Beckett doesn't look up from his plate, but Sawyer gives me that irritating grin of his, the one that always makes me feel like he knows something I don't. "Yeah, you're usually the first one up. Must've had a late night."
The comment is innocent enough, but it hits a nerve. My jaw tightens as I move toward the empty chair, the one directly across from Hailey. Of course. Because the universe apparently hasn't finished tormenting me yet.
"Mare was foaling," I mutter, the lie slipping out easier the second time. "Had to check on her throughout the night."
"Must've gone well," Ruthie comments, setting a fresh plate of biscuits on the table. "You didn't wake me."
The back of my neck heats. "Didn't want to disturb you. Everything went fine."
Hailey shifts in her seat, the movement drawing my attention despite my best efforts.

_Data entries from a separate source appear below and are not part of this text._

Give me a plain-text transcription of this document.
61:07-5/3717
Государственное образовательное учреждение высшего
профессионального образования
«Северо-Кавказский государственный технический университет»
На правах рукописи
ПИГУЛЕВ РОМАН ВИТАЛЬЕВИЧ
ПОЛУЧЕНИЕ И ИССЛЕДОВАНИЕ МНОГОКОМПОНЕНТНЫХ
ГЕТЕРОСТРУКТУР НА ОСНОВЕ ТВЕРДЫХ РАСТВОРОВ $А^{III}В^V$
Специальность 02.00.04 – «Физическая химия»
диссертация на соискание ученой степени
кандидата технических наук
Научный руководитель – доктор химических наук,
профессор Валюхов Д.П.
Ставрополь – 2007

She's wearing a deep blue blouse today, the color rich against her skin. With her hair pulled back there’s no hiding the delicate curve of her ear and the elegant line of her jaw.
She hasn't looked at me yet, her attention focused on stirring her coffee with meticulous precision.
"Bradley," Dad says, "Hailey was just telling us about her ideas for updating the guest cabins. Seems she thinks we could increase our rates if we made some changes."
"Is that right?" The word come out sharp enough to finally make her look up.
Our eyes meet across the table, and everything else in the room seems to fade.
Her gaze holds mine for only a second before dropping away, but it's enough to send heat rushing through my body.
In that brief connection, I see the same awareness that's been haunting me since last night.
The recognition that something shifted between us in that kitchen, something neither of us wanted but can't seem to ignore.
My throat tightens. I reach for the coffee pot, desperate for something to do with my hands. The first sip burns my tongue, but I welcome the pain. It's grounding, real in a way that the fantasies swirling in my head are not.